Thursday, January 7, 2016

Food stamps, time of the month, and outcomes

This is Joseph

A recent set of studies had some interesting things to say regarding food stamps, and what happens in the last week of the month of benefits.  Emily Badger concludes:
None of these studies can say for certain that the food stamps shortfall causes hypoglycemia, or poorer test scores, or student behavioral problems. And the relationship is likely complex, a product of fewer calories, rising stress, financial tradeoffs, or lost sleep. But these studies suggest that families struggle in multiple ways when the food assistance runs out, and in ways that have to do with more than hunger.
These are good experiments, as the participants are serving as their own controls, greatly mitigating potential confounders of this association.  Instead, week of the month seems to be acting like an instrument (acting only through benefit and wage cycles), which is a very good property for an exposure to have.

I think that there are two pieces here.  One, it is pretty clear that we are probably spending more public money to keep food stamp benefits low -- as being admitted to a hospital is expensive.  So it is a odd kind of frugality that insists we need to pay more to reduce benefits to people with low levels of resources.
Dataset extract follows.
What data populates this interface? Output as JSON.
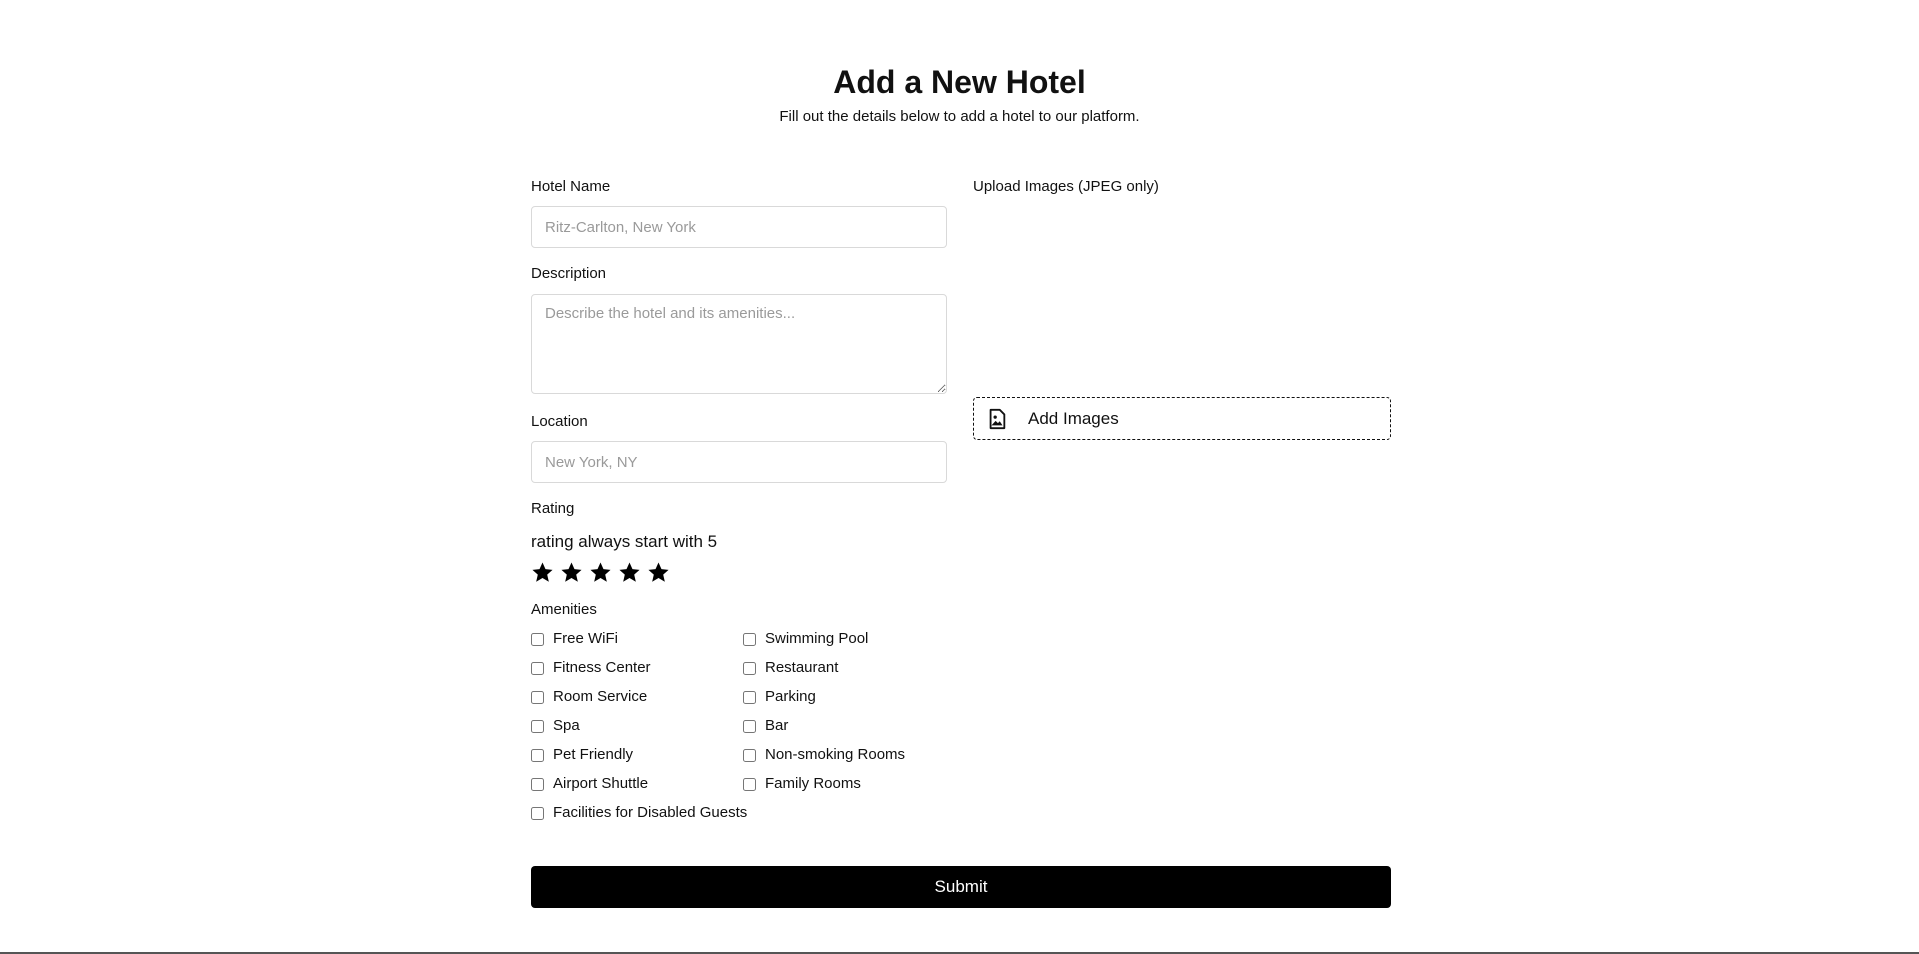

Two, the test scores piece makes it clear that these decisions also affect children, who are not really moral agents in regards to family financing.  Instead, it is more of a "luck of the draw" as to what income strata one is born into.

I will also note that this could have interesting effects on high stakes testing in areas with a lot of low income families.  Just the variance as to which week of the month a class takes their test could influence teacher evaluations -- a clear example of an exogenous factor we really don't want driving our results.